**Keywords:**Darboux-Halphen-Ramanujan vector field | Hodge structure | Picard-Fuchs equation | Gauss-Manin connection

This research was intended as an attempt to obtain an ordinary

differential equation $\rm H$ from a linear differential equation

$L$. We work on a Calabi-Yau $n$-fold $W$ whose complex deformation is

one dimensional and middle complex de Rham cohomology

$H^n_{\rm dR}(W;\mathbb{C})$ is $(n+1)$-dimensional. Moreover, we suppose

that the Picard-Fuchs equation $L$ associated with the unique

nowhere vanishing holomorphic $n$-form $\omega$ on $W$ is of

order $n+1$. As a first result, we prove that $L$ is self-dual.

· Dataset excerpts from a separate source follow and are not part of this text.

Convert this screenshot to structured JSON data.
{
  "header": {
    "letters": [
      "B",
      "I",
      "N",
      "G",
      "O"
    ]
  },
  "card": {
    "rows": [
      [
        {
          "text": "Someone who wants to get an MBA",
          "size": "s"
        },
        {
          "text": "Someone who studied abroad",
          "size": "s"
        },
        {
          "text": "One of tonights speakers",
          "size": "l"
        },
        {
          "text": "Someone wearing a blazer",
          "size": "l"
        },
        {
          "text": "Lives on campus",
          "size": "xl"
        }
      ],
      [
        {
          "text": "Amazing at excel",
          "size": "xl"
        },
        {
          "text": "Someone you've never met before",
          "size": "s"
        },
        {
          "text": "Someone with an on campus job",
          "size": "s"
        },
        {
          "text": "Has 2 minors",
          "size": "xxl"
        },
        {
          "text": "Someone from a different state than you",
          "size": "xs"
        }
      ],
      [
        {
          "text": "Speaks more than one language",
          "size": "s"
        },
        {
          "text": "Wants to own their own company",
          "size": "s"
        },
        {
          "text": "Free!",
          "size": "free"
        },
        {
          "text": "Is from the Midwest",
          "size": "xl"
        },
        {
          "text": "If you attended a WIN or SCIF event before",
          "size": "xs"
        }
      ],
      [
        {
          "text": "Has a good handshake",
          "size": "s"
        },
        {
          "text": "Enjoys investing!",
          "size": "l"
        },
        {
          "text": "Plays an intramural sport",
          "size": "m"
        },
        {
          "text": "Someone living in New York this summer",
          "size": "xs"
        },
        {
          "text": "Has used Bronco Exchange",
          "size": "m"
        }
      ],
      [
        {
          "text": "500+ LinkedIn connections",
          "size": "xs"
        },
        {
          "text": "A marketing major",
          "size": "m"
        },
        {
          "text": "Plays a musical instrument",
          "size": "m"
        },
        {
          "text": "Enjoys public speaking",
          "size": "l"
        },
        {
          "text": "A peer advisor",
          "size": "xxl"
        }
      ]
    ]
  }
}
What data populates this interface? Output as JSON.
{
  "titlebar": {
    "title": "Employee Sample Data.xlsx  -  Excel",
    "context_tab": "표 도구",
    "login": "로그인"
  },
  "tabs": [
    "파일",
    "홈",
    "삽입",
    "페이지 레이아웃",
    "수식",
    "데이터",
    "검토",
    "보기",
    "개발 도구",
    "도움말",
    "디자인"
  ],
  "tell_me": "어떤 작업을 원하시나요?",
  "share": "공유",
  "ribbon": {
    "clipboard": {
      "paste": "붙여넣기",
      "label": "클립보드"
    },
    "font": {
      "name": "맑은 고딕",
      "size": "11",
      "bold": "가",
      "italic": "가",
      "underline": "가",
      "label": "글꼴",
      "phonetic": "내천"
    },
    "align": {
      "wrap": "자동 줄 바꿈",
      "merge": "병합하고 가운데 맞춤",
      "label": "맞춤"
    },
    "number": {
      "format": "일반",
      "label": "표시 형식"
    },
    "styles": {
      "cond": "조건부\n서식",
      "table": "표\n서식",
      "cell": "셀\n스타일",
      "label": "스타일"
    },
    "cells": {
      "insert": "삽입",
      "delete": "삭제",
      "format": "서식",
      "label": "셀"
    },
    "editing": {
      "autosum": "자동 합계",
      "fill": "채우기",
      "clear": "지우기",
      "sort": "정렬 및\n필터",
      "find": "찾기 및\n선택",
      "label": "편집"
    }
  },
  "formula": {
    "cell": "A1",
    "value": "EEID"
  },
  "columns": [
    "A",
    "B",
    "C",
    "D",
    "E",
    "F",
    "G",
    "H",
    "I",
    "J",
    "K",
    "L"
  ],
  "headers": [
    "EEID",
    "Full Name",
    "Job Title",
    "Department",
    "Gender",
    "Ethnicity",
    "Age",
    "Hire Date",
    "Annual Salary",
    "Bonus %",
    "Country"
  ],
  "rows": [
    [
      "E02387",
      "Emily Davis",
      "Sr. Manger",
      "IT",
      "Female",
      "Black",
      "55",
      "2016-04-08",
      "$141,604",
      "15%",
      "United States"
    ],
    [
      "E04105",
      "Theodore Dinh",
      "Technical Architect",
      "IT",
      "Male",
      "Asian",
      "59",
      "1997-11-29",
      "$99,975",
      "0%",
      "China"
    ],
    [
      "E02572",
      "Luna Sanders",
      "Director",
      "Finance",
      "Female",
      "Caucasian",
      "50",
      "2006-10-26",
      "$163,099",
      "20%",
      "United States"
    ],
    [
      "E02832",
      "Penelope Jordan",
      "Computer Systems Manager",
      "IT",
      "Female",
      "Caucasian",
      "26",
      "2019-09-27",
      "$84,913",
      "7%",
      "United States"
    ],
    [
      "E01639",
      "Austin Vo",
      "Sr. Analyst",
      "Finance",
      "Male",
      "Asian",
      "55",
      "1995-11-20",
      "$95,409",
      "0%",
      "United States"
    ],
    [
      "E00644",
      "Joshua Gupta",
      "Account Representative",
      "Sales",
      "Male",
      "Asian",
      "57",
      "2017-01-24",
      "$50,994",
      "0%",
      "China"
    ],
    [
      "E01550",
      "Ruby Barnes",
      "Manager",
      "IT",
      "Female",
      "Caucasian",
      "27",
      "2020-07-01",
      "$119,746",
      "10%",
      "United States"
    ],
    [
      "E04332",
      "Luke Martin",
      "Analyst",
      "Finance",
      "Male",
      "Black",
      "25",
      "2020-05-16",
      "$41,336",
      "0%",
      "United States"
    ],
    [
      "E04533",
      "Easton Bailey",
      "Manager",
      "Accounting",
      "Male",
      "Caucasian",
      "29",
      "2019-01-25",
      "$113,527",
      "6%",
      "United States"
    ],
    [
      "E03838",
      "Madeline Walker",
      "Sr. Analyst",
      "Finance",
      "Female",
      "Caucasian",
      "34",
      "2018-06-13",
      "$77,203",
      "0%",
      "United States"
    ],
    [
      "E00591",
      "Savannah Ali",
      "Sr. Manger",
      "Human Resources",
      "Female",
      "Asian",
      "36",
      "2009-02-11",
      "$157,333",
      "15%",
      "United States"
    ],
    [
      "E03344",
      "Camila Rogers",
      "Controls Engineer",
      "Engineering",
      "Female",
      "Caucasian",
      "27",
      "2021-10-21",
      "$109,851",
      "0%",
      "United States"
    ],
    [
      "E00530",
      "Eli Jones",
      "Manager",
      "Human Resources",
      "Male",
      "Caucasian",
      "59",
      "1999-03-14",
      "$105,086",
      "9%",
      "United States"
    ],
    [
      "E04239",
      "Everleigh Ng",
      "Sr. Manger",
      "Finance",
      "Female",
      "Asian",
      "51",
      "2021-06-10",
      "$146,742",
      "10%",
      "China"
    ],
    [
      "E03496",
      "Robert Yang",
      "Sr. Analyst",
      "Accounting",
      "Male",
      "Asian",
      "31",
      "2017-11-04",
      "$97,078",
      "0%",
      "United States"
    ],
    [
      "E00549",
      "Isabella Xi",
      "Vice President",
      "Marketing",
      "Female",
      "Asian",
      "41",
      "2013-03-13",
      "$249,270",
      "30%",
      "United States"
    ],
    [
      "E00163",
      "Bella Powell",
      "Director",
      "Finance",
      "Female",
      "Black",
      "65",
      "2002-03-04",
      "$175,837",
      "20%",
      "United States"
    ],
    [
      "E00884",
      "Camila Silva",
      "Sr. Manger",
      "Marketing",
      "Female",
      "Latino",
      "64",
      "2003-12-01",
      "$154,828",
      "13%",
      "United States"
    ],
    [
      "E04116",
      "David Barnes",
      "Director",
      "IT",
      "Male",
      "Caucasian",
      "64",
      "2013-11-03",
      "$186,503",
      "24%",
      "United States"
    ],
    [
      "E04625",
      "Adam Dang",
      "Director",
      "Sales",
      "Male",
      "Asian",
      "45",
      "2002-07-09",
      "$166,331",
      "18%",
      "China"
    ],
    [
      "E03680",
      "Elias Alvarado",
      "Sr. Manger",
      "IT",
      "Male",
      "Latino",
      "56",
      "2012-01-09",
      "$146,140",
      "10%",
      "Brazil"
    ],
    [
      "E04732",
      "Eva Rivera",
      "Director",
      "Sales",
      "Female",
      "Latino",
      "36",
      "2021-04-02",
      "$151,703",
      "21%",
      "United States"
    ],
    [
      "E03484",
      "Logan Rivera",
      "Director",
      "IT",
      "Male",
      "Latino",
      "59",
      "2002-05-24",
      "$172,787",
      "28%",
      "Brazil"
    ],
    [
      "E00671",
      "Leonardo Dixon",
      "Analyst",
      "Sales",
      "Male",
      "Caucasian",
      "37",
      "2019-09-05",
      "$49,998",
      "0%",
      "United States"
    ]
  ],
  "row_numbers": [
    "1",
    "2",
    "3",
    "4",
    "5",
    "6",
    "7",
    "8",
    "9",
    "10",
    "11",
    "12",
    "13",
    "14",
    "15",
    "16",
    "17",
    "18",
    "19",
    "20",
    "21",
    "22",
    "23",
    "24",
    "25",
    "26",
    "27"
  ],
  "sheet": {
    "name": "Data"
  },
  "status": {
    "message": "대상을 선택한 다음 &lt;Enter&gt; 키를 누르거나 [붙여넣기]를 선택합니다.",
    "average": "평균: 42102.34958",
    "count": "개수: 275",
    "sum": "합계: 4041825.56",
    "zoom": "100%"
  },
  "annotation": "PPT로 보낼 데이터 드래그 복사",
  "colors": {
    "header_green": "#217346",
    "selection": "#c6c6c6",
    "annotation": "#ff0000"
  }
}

Next, we define ${\rm \textsf{T} }$ to be the moduli of $W$ together with a

basis of $H^n_{\rm dR}(W;\mathbb{C})$, where the basis is required to be

compatible with the Hodge filtration of $H^n_{\rm dR}(W;\mathbb{C})$;

furthermore, the intersection form matrix in this basis is

constant. Then in our second result, we verify the existence of

a unique vector field $\rm H$ on ${\rm \textsf{T} }$ that satisfies certain

properties. Indeed, the ordinary differential equation given by

$\rm H$ is a generalization of differential

equations introduced by Darboux, Halphen and Ramanujan.